Kardemir Karabükspor-Fenerbahçe maçı yorumu

Spor yazarları, Fenerbahçe'nin deplasmanda Kardemir Karabükspor'u 1-0 mağlup ettiği karşılaşmayı değerlendirdi. Sarı-Lacivertli takım sahadan galibiyetle ayrılsa da futbolcular, otoritelerden geçer not alamadı.

Kardemir Karabükspor-Fenerbahçe maçı yorumu

İBREYİ ÇEVİRDİ(UĞUR MELEKE)
İKİ ayrı devrede iki farklı maç izledik Karabük’te dün. İlk devrede sağ açık Lens ve sağ iç Alper’in karşısında sakatlıktan yeni çıkmış Latovlevici’nin olması, ibreyi misafir ekibe çevirdi. Fenerbahçe’nin oyunu yine Lens’in sırtındaydı ama gerek Alper’in kazandığı toplarla, gerekse frikiklerde Skrtel ve Mehmet’le etkili oldu sarı lacivertliler.

HASSAS DAVRANDI
Fenerbahçe’nin hak ederek kazandığı bu eğlenceli maçın tek can sıkıcı sahnesiyse 57’de yaşandı. Sadece iki dakika önce Bülent Yıldırım, Seleznyov’a bir hücum faul çalmış, Ukraynalı oyuncunun hakeme yönelik bir tepkisi olmamasına rağmen sarı kart da kullanmıştı. Diyelim ki Yıldırım hassas davrandı, Seleznyov’un başını iki elinin arasına alıp sırtını dönmesini protesto olarak algıladı.

PAS GEÇMESİ SKANDAL
Peki sadece iki dakika sonra, Van Persie’nin hakemin gözünün içine bakarak yaptığı sert protestoyu Bülent Hoca nasıl yuttu? El var, kol var, protesto var, her şey var. Seleznyov’a sarı veren bir hakemin Van Persie’nin protestosunu pas geçmesi skandal.

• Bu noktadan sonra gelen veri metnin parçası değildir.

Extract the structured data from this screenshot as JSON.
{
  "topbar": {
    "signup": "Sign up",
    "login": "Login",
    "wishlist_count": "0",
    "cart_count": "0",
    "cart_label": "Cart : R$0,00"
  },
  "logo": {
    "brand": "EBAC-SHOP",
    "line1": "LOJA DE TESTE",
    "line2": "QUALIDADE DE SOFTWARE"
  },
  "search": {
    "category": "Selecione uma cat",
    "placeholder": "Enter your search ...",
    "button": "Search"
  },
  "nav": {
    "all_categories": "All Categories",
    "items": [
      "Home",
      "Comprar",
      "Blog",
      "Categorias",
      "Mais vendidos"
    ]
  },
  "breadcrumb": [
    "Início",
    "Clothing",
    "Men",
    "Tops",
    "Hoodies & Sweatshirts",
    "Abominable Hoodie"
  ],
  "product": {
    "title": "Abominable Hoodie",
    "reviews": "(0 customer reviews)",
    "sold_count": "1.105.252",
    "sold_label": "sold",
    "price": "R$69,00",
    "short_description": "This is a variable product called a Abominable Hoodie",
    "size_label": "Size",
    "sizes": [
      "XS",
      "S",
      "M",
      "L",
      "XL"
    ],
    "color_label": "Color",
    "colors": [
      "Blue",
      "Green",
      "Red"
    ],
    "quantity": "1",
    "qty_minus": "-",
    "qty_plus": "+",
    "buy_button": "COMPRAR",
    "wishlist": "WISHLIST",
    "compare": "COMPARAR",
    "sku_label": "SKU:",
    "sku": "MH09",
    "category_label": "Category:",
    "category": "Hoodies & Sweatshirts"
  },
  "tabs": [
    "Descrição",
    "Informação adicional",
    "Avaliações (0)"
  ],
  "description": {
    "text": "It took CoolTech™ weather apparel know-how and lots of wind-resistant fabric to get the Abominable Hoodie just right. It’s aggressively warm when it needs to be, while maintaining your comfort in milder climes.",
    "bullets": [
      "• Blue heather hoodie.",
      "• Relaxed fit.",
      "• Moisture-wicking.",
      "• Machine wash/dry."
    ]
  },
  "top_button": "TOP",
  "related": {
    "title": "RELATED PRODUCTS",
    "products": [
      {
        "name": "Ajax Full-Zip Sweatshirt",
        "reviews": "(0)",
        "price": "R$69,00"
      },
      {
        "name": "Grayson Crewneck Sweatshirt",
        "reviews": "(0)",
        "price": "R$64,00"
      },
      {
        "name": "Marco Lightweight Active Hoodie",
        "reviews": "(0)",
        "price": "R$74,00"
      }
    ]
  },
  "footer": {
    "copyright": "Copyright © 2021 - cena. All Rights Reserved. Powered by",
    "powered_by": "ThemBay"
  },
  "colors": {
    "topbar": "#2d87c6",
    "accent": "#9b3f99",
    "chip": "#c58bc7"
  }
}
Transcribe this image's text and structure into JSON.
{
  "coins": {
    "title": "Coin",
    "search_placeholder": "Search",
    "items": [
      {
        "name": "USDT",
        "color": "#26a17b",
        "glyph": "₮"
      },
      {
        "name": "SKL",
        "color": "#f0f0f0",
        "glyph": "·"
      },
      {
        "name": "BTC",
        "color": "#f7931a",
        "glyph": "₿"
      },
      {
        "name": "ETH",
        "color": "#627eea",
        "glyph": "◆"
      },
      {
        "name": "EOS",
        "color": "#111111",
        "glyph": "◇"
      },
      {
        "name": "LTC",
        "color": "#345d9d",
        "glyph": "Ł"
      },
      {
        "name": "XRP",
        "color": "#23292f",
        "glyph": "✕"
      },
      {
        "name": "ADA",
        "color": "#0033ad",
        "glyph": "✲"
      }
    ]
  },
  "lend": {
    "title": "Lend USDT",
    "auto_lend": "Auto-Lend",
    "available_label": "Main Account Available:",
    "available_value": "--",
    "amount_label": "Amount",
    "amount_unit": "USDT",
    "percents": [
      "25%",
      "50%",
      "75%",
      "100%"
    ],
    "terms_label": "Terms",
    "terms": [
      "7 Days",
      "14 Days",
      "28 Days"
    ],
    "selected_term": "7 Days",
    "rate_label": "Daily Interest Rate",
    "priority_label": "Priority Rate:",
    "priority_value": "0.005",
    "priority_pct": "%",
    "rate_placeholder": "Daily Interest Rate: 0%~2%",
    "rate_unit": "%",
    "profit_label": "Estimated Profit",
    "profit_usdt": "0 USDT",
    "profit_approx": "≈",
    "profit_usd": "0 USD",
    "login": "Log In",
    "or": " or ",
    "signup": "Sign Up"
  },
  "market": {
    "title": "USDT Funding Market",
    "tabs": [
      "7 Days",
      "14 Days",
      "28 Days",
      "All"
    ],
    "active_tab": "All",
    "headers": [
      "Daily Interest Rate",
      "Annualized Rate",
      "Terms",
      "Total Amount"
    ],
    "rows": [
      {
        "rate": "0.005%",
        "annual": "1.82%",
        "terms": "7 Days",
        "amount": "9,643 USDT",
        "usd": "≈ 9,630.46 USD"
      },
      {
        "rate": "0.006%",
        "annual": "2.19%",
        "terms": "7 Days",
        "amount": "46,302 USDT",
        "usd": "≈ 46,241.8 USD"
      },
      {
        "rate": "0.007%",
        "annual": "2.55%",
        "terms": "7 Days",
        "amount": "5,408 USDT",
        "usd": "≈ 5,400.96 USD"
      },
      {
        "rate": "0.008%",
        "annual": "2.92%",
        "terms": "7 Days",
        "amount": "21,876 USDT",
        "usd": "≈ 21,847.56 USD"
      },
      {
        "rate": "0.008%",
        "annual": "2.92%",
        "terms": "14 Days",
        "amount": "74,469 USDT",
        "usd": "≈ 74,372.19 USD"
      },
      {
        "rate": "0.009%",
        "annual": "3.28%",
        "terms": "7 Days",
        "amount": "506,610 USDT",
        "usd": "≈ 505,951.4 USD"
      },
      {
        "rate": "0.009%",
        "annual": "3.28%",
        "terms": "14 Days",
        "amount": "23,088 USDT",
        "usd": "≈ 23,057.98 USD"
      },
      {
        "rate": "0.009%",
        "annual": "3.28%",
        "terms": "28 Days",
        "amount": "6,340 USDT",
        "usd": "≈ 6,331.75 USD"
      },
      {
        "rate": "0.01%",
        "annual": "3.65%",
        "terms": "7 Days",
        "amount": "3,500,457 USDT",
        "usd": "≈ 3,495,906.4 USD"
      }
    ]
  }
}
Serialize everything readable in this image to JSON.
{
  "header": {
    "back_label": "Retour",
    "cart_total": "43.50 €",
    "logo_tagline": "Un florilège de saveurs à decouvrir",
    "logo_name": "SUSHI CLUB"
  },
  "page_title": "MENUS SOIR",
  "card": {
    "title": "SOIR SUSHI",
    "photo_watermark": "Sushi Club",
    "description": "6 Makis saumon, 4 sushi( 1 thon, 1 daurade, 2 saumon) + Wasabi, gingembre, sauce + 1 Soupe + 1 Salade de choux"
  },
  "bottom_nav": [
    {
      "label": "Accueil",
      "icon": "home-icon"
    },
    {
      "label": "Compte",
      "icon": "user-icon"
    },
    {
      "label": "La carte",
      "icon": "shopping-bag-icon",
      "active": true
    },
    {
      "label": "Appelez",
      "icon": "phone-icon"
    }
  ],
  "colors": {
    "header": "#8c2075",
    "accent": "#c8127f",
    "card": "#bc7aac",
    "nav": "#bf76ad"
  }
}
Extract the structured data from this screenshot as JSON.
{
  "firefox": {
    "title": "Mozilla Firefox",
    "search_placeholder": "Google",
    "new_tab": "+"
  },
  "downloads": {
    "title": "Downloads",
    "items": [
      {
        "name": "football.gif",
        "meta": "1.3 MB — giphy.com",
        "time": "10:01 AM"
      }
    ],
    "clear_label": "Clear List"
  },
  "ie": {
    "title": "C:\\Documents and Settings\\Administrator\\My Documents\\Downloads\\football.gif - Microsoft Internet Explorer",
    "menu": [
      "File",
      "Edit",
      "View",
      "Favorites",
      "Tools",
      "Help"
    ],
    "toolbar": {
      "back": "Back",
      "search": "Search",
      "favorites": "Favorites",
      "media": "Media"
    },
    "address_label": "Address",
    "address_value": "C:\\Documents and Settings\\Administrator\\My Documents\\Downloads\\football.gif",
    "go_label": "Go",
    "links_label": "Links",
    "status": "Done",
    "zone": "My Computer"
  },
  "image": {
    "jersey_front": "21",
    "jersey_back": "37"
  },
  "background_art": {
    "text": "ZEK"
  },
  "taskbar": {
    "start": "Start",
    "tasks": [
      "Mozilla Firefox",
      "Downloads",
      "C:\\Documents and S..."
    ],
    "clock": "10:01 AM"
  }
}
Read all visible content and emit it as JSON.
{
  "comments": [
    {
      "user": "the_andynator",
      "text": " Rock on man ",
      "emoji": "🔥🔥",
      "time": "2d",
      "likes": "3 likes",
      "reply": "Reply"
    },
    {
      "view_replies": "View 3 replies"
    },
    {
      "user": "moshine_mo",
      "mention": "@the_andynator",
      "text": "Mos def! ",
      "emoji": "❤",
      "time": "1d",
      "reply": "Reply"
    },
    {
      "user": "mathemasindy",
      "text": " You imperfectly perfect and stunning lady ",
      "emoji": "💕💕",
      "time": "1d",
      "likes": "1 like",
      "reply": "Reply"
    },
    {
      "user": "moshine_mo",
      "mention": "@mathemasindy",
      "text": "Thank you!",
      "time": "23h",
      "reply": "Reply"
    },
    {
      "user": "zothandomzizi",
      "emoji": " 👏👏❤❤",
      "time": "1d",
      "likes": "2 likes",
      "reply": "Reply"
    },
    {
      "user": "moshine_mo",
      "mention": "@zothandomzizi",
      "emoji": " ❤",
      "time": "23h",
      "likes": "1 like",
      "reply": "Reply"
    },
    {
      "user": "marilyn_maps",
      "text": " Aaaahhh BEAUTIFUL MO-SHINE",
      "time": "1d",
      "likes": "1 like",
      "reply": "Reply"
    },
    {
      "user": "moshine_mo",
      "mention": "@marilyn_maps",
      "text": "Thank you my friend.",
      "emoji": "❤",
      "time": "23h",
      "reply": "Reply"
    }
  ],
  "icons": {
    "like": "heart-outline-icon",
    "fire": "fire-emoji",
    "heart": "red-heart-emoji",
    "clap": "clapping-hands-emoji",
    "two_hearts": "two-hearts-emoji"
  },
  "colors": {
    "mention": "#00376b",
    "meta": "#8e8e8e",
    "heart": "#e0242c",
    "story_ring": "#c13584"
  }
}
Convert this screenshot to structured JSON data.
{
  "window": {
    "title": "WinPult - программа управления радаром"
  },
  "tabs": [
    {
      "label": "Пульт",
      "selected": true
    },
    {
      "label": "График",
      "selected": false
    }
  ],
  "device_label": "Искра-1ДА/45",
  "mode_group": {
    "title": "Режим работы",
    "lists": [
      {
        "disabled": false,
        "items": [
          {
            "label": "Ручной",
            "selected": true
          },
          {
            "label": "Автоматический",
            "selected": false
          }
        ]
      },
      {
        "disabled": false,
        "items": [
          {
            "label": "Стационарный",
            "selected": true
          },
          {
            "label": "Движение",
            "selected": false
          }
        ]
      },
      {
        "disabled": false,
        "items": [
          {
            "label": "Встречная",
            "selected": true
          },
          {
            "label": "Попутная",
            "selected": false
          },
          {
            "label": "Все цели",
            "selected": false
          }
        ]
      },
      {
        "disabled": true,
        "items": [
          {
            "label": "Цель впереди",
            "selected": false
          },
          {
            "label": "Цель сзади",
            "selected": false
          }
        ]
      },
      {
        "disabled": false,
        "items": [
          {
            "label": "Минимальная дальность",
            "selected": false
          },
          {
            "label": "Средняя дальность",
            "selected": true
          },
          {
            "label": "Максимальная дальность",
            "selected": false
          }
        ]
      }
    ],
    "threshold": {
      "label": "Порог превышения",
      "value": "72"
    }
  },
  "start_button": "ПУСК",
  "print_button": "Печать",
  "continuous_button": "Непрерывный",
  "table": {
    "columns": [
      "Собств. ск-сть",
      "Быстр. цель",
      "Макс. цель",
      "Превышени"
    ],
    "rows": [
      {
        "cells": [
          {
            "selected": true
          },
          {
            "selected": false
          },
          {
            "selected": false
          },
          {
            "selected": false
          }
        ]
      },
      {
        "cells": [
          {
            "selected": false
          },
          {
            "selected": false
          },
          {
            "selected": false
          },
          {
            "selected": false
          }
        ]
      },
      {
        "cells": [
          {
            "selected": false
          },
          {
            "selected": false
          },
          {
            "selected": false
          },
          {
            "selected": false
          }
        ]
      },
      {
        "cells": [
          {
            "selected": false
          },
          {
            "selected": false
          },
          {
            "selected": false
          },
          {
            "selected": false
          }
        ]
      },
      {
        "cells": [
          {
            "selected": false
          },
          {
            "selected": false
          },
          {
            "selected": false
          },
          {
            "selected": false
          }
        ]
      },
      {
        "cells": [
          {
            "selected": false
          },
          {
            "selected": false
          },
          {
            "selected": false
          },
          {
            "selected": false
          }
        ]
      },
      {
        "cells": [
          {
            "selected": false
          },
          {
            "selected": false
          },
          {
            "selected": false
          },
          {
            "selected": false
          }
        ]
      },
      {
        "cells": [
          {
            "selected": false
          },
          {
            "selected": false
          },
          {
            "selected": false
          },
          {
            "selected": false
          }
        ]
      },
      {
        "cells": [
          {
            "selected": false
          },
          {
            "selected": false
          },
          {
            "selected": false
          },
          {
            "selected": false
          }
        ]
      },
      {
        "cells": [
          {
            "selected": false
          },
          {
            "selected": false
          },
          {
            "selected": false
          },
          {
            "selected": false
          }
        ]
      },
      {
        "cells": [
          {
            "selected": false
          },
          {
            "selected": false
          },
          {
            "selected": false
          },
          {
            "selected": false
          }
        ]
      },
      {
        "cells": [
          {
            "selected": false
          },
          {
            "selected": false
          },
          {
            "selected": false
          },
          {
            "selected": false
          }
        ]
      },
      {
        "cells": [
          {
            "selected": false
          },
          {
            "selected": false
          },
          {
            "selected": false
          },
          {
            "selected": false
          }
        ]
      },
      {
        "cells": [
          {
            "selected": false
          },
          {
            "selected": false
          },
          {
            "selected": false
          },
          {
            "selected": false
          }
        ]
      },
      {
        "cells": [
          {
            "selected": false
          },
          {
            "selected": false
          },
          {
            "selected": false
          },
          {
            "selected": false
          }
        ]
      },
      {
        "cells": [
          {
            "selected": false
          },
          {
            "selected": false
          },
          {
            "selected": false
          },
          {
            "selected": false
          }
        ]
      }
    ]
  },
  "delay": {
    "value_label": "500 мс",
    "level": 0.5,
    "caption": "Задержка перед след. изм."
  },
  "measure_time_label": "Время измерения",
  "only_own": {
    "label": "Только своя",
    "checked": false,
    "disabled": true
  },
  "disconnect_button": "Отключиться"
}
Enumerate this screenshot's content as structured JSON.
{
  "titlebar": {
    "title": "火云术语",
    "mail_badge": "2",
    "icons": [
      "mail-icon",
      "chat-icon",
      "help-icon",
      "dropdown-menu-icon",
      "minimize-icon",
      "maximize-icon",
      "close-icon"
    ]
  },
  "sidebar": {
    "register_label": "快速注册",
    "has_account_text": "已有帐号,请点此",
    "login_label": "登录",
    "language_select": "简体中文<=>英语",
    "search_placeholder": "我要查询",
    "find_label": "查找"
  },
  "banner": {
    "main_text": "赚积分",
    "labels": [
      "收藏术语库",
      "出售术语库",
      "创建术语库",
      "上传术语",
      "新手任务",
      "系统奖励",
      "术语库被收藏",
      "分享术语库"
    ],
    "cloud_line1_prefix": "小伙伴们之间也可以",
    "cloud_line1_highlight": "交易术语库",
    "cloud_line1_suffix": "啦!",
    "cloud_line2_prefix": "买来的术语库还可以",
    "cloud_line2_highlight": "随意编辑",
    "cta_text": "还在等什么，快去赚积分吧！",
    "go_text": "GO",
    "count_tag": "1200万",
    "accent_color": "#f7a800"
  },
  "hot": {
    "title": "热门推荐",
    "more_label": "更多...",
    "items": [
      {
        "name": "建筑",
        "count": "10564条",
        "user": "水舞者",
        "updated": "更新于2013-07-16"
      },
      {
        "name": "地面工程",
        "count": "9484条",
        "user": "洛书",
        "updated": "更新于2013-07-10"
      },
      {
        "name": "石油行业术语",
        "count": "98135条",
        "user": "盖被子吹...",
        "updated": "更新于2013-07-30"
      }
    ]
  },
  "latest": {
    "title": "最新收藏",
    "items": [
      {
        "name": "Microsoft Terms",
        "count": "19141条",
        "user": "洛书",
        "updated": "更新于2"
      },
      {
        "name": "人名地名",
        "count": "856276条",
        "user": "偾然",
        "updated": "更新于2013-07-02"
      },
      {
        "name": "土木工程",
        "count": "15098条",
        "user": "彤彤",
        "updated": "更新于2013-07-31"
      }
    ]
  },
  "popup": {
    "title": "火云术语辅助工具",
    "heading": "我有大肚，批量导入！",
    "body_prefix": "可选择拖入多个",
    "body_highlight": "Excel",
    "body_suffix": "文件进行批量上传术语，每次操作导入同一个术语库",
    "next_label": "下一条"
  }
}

YEŞEREN UMUTLAR(RÜŞTÜ REÇBER)
Fenerbahçe’de, kalan iki hedef vardı. Biri Türkiye Kupası, diğeri ise Başakşehir yenilince tekrardan yeşeren Şampiyonlar Ligi. Sarı lacivertlilede en büyük soru; ligin bitimine10 hafta kala Fenerbahçe’de seneye olmayacağını açıklayan Advocaat’ın bu kararının takım üzerinde nasıl bir etki bırakacağı idi.

KARAKTER KOYACAKTI
Ya umursamadan ligin bitiminin gelmesi için sahaya çıkacaklardı ya da gelecek hocaya seneye bu takımda kalabileceklerini ispatlamak için karakter ortaya koyacaklardı. Bütün bunlara bir de Karabük’ün kendi evindeki performansını eklemek lazım.

ADVOCAAT'A İŞ DÜŞÜYOR
Fenerbahçe kalan 8 haftada yukarıda belirtmiş olduğumuz iki hedefe de ulaşabilir. Burada iş yönetime, sorumluluk alan futbolculara ve ne yaptığını bilen bir Advocaat’a iş düşüyor. Advocaat demişken, belki teknik olarak Volkan Şen’i 10 dakikada oyundan çıkarması kendine göre doğru olabilir ama bu şekilde çıkarmak, futbolcuyu kaybetmenin en kolay yoludur. Yani Advocaat da kendini biraz verirse, Fenerbahçe şampiyonluğun gittiği sezonda kalan hedeflerine ulaşılabilir.

PERSIE'NİN BİTİKLİĞİ(GÜRCAN BİLGİÇ)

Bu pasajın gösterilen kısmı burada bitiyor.